Telexfree can pay its promoters because it makes money. Not only from new promoters, It is not a Ponzi scheme. and it is not a pyramid.
Go to google and ask what is the difference between a “pyramid and multi level marketing” There are many differences. “learn before you judge” Telexfree is a legitimate company.
@gonzalo
Yet everything you listed is affiliate-sourced revenue. Let’s not pretend the 5 people in the world paying for VOIP as retail are in any way significant. And yeah ads… that’s just typical busybody work so affiliates such as yourself can proclaim you’re actually doing something for your ROI. Twice now US courts have thrown out “but we make our members post daily ads” when Ponzi schemes have been shut down.
It’s smoke and mirrors, nothing more.
TelexFree takes new affiliate investor money at $289 a pop on the promise of a $20 a week 52 week ROI – paid out of newly invested affiliate money. There’s no difference between this and a Ponzi scheme.

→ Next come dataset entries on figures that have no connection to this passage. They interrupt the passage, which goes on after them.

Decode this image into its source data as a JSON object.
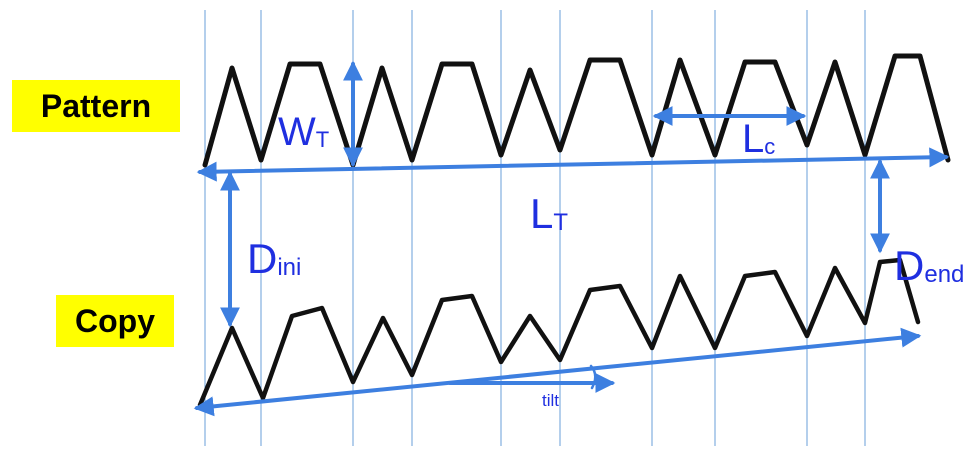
{
  "labels": {
    "pattern": "Pattern",
    "copy": "Copy"
  },
  "annotations": {
    "wt": {
      "main": "W",
      "sub": "T"
    },
    "lc": {
      "main": "L",
      "sub": "c"
    },
    "lt": {
      "main": "L",
      "sub": "T"
    },
    "dini": {
      "main": "D",
      "sub": "ini"
    },
    "dend": {
      "main": "D",
      "sub": "end"
    },
    "tilt": "tilt"
  },
  "colors": {
    "arrow": "#3d7fe0",
    "label_text": "#1f2fe0",
    "trace": "#111111",
    "gridline": "#6a9fd8",
    "tag_background": "#ffff00"
  }
}
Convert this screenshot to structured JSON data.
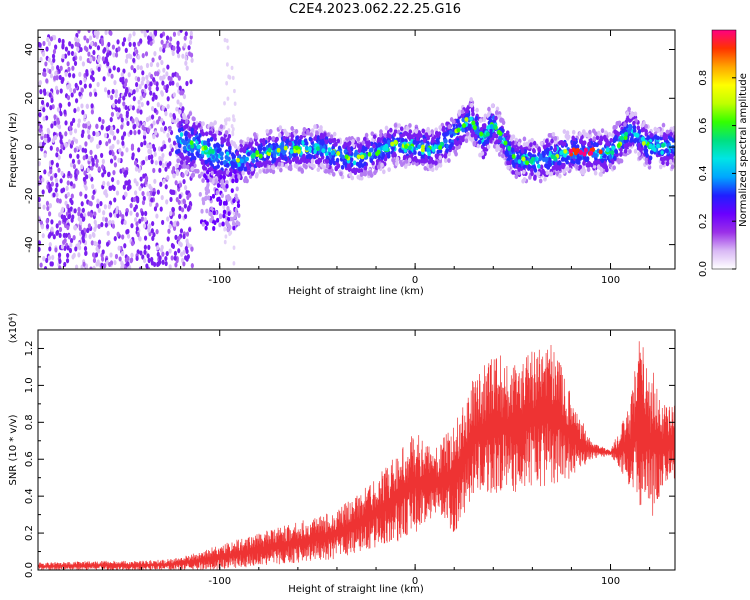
{
  "title": "C2E4.2023.062.22.25.G16",
  "chart_data": [
    {
      "type": "heatmap",
      "title": "C2E4.2023.062.22.25.G16",
      "xlabel": "Height of straight line (km)",
      "ylabel": "Frequency (Hz)",
      "xlim": [
        -193,
        133
      ],
      "ylim": [
        -50,
        48
      ],
      "x_ticks": [
        -100,
        0,
        100
      ],
      "y_ticks": [
        -40,
        -20,
        0,
        20,
        40
      ],
      "colorbar": {
        "label": "Normalized spectral amplitude",
        "range": [
          0,
          1
        ],
        "ticks": [
          "0.0",
          "0.2",
          "0.4",
          "0.6",
          "0.8"
        ],
        "colormap": [
          "#ffffff",
          "#d9b8f5",
          "#9b30e8",
          "#6a00ff",
          "#1f1fff",
          "#00a6ff",
          "#00e5e5",
          "#00e080",
          "#33ff00",
          "#bfff00",
          "#ffff00",
          "#ffa500",
          "#ff3300",
          "#ff0080"
        ]
      },
      "description_noise_region": [
        -193,
        -118
      ],
      "ridge": {
        "x": [
          -120,
          -110,
          -100,
          -90,
          -80,
          -70,
          -60,
          -50,
          -40,
          -30,
          -20,
          -10,
          0,
          10,
          20,
          28,
          35,
          40,
          50,
          60,
          70,
          80,
          90,
          100,
          105,
          110,
          120,
          133
        ],
        "y": [
          3,
          0,
          -4,
          -6,
          -3,
          -1,
          -1,
          0,
          -3,
          -5,
          -2,
          1,
          0,
          -1,
          5,
          12,
          3,
          10,
          -4,
          -6,
          -4,
          -2,
          -2,
          -2,
          2,
          7,
          0,
          0
        ]
      }
    },
    {
      "type": "line",
      "xlabel": "Height of straight line (km)",
      "ylabel": "SNR (10 * v/v)",
      "y_scale_label": "(x10⁴)",
      "xlim": [
        -193,
        133
      ],
      "ylim": [
        0,
        1.3
      ],
      "x_ticks": [
        -100,
        0,
        100
      ],
      "y_ticks": [
        "0.0",
        "0.2",
        "0.4",
        "0.6",
        "0.8",
        "1.0",
        "1.2"
      ],
      "color": "#ee3333",
      "envelope": {
        "x": [
          -193,
          -160,
          -140,
          -125,
          -110,
          -100,
          -80,
          -60,
          -40,
          -25,
          -10,
          0,
          10,
          20,
          30,
          40,
          50,
          60,
          70,
          80,
          90,
          100,
          110,
          115,
          120,
          125,
          133
        ],
        "low": [
          0.0,
          0.0,
          0.0,
          0.0,
          0.0,
          0.0,
          0.02,
          0.04,
          0.06,
          0.1,
          0.15,
          0.2,
          0.3,
          0.2,
          0.38,
          0.4,
          0.42,
          0.44,
          0.46,
          0.5,
          0.6,
          0.62,
          0.45,
          0.3,
          0.25,
          0.4,
          0.5
        ],
        "high": [
          0.04,
          0.05,
          0.05,
          0.06,
          0.1,
          0.14,
          0.2,
          0.26,
          0.33,
          0.45,
          0.62,
          0.75,
          0.65,
          0.8,
          1.05,
          1.2,
          1.1,
          1.2,
          1.25,
          0.95,
          0.7,
          0.65,
          0.9,
          1.28,
          1.15,
          0.95,
          0.9
        ]
      }
    }
  ]
}
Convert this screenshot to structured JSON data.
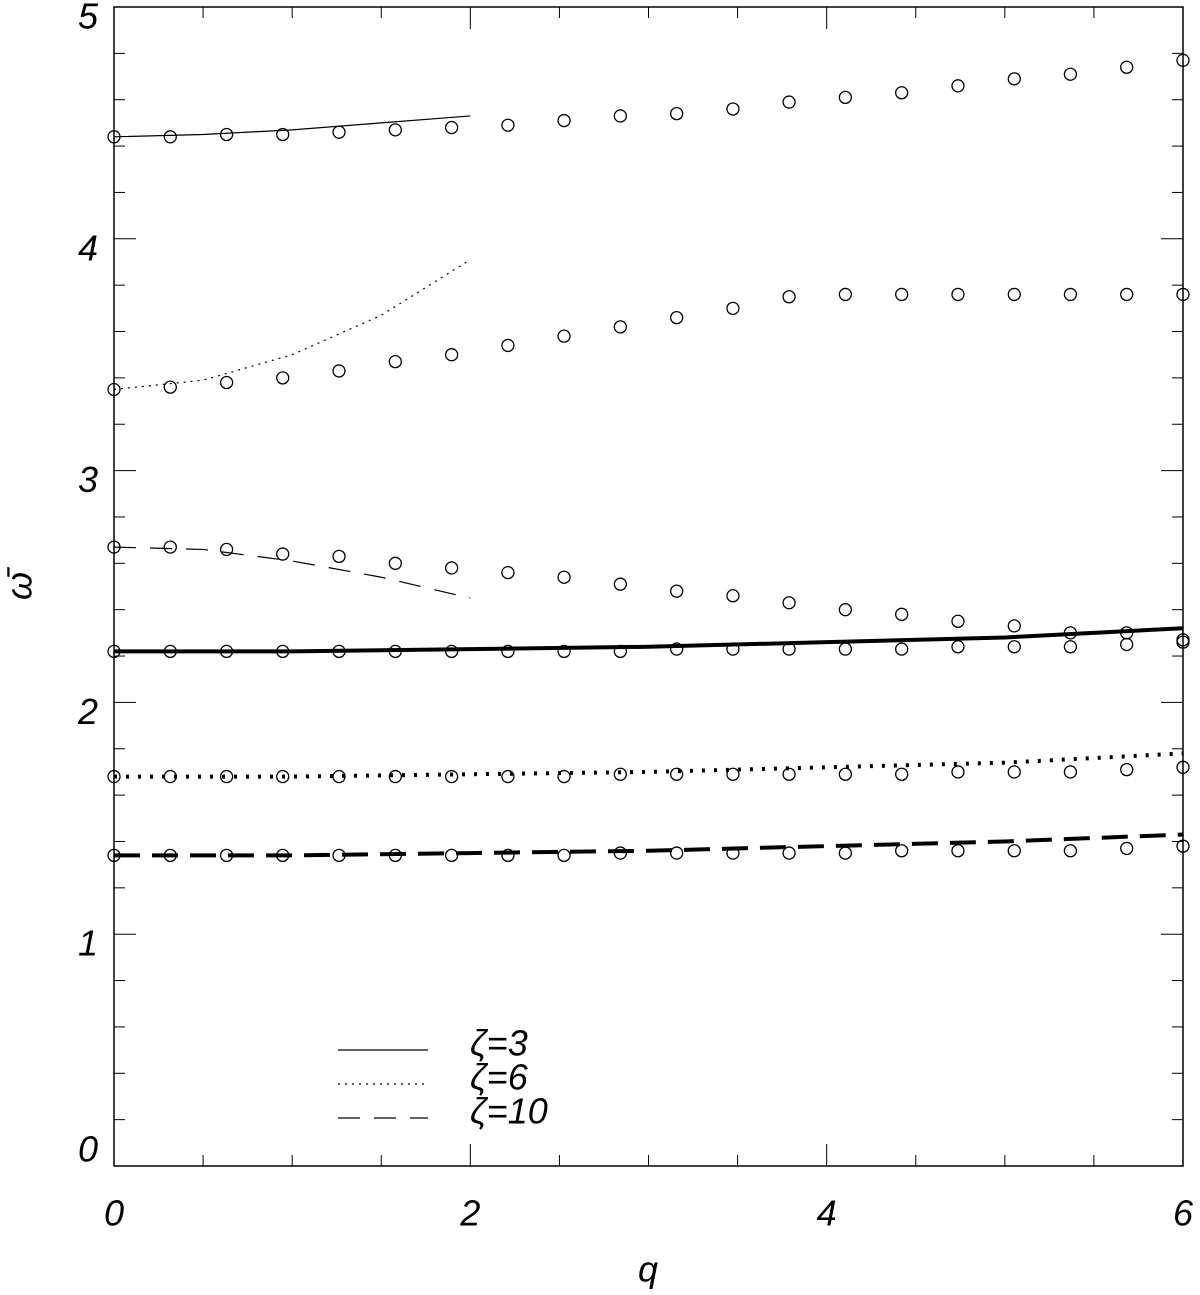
{
  "chart_data": {
    "type": "line",
    "xlabel": "q",
    "ylabel": "ω̄",
    "xlim": [
      0,
      6
    ],
    "ylim": [
      0,
      5
    ],
    "xticks": [
      0,
      2,
      4,
      6
    ],
    "yticks": [
      0,
      1,
      2,
      3,
      4,
      5
    ],
    "x_minor_per_major": 4,
    "y_minor_per_major": 5,
    "color": "#000000",
    "legend": "lower-center",
    "x": [
      0,
      0.316,
      0.632,
      0.947,
      1.263,
      1.579,
      1.895,
      2.211,
      2.526,
      2.842,
      3.158,
      3.474,
      3.789,
      4.105,
      4.421,
      4.737,
      5.053,
      5.368,
      5.684,
      6
    ],
    "series": [
      {
        "mode": "markers",
        "values": [
          4.44,
          4.44,
          4.45,
          4.45,
          4.46,
          4.47,
          4.48,
          4.49,
          4.51,
          4.53,
          4.54,
          4.56,
          4.59,
          4.61,
          4.63,
          4.66,
          4.69,
          4.71,
          4.74,
          4.77
        ]
      },
      {
        "mode": "markers",
        "values": [
          3.35,
          3.36,
          3.38,
          3.4,
          3.43,
          3.47,
          3.5,
          3.54,
          3.58,
          3.62,
          3.66,
          3.7,
          3.75,
          3.76,
          3.76,
          3.76,
          3.76,
          3.76,
          3.76,
          3.76
        ]
      },
      {
        "mode": "markers",
        "values": [
          2.67,
          2.67,
          2.66,
          2.64,
          2.63,
          2.6,
          2.58,
          2.56,
          2.54,
          2.51,
          2.48,
          2.46,
          2.43,
          2.4,
          2.38,
          2.35,
          2.33,
          2.3,
          2.3,
          2.27
        ]
      },
      {
        "mode": "markers",
        "values": [
          2.22,
          2.22,
          2.22,
          2.22,
          2.22,
          2.22,
          2.22,
          2.22,
          2.22,
          2.22,
          2.23,
          2.23,
          2.23,
          2.23,
          2.23,
          2.24,
          2.24,
          2.24,
          2.25,
          2.26
        ]
      },
      {
        "mode": "markers",
        "values": [
          1.68,
          1.68,
          1.68,
          1.68,
          1.68,
          1.68,
          1.68,
          1.68,
          1.68,
          1.69,
          1.69,
          1.69,
          1.69,
          1.69,
          1.69,
          1.7,
          1.7,
          1.7,
          1.71,
          1.72
        ]
      },
      {
        "mode": "markers",
        "values": [
          1.34,
          1.34,
          1.34,
          1.34,
          1.34,
          1.34,
          1.34,
          1.34,
          1.34,
          1.35,
          1.35,
          1.35,
          1.35,
          1.35,
          1.36,
          1.36,
          1.36,
          1.36,
          1.37,
          1.38
        ]
      },
      {
        "mode": "lines",
        "name": "ζ=3",
        "style": "solid",
        "weight": "thin",
        "x": [
          0,
          0.5,
          1,
          1.5,
          2
        ],
        "values": [
          4.44,
          4.45,
          4.47,
          4.5,
          4.53
        ]
      },
      {
        "mode": "lines",
        "name": "ζ=6",
        "style": "dotted",
        "weight": "thin",
        "x": [
          0,
          0.5,
          1,
          1.5,
          2
        ],
        "values": [
          3.35,
          3.39,
          3.5,
          3.67,
          3.91
        ]
      },
      {
        "mode": "lines",
        "name": "ζ=10",
        "style": "dashed",
        "weight": "thin",
        "x": [
          0,
          0.5,
          1,
          1.5,
          2
        ],
        "values": [
          2.67,
          2.66,
          2.61,
          2.54,
          2.45
        ]
      },
      {
        "mode": "lines",
        "style": "solid",
        "weight": "thick",
        "x": [
          0,
          1,
          2,
          3,
          4,
          5,
          6
        ],
        "values": [
          2.22,
          2.22,
          2.23,
          2.24,
          2.26,
          2.28,
          2.32
        ]
      },
      {
        "mode": "lines",
        "style": "dotted",
        "weight": "thick",
        "x": [
          0,
          1,
          2,
          3,
          4,
          5,
          6
        ],
        "values": [
          1.68,
          1.68,
          1.69,
          1.7,
          1.72,
          1.74,
          1.78
        ]
      },
      {
        "mode": "lines",
        "style": "dashed",
        "weight": "thick",
        "x": [
          0,
          1,
          2,
          3,
          4,
          5,
          6
        ],
        "values": [
          1.34,
          1.34,
          1.35,
          1.36,
          1.38,
          1.4,
          1.43
        ]
      }
    ]
  }
}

A Ponzi scheme can vaguely be defined to be something like this:
1. some type of investment
2. where the investors are promised a prospected ROI
3. that pretends to derive a profitable activity
4. but where the ROI derives from the investors themselves
TelexFree accepts payments for the AdCentral “contracts”. Each AdCentral will pay $20 per week in profit, for posting 1 ad per day = $1,040 per year = 260% net profit. The MONEY they pay out as ROI derives from the investors themselves.
You can of course post some theories. You had 3 theories:
* TelexFree is making its money from promoters’ transactions, the $3 transaction fee. The promoters are making tens of transfers per day = “TelexFree is making its money from promoters’ transactions”.
* The ads will be selling products world wide = “TelexFree is making its money from selling products world wide”.
* TelexFree doesn’t pay for the first week, and it doesn’t pay for a whole week if one ad hasn’t been posted = “TelexFree is making its money by not paying for something”.
(Ozedit: Offtopic wall of text site removed, if you want to cite a website please quote something specific)
That is the website I got the last message from about Ponzi schemes.
I am not sure where telexfree fits in all of that. But as I’ve studied information about their product, it seems legitimately to me with the online advertising and pay out.
@KB
The problem is the money that goes in is invested affiliate money. It’s used to pay out existing investors with new investors hoping investors after them buy in so that they can get paid.
The products are just smoke and mirrors, attached so that people can claim legitimacy by mentioning them alone. Any products attached to a Ponzi scheme do not change the flow of money or the mechanics of the business model, which is the problem here.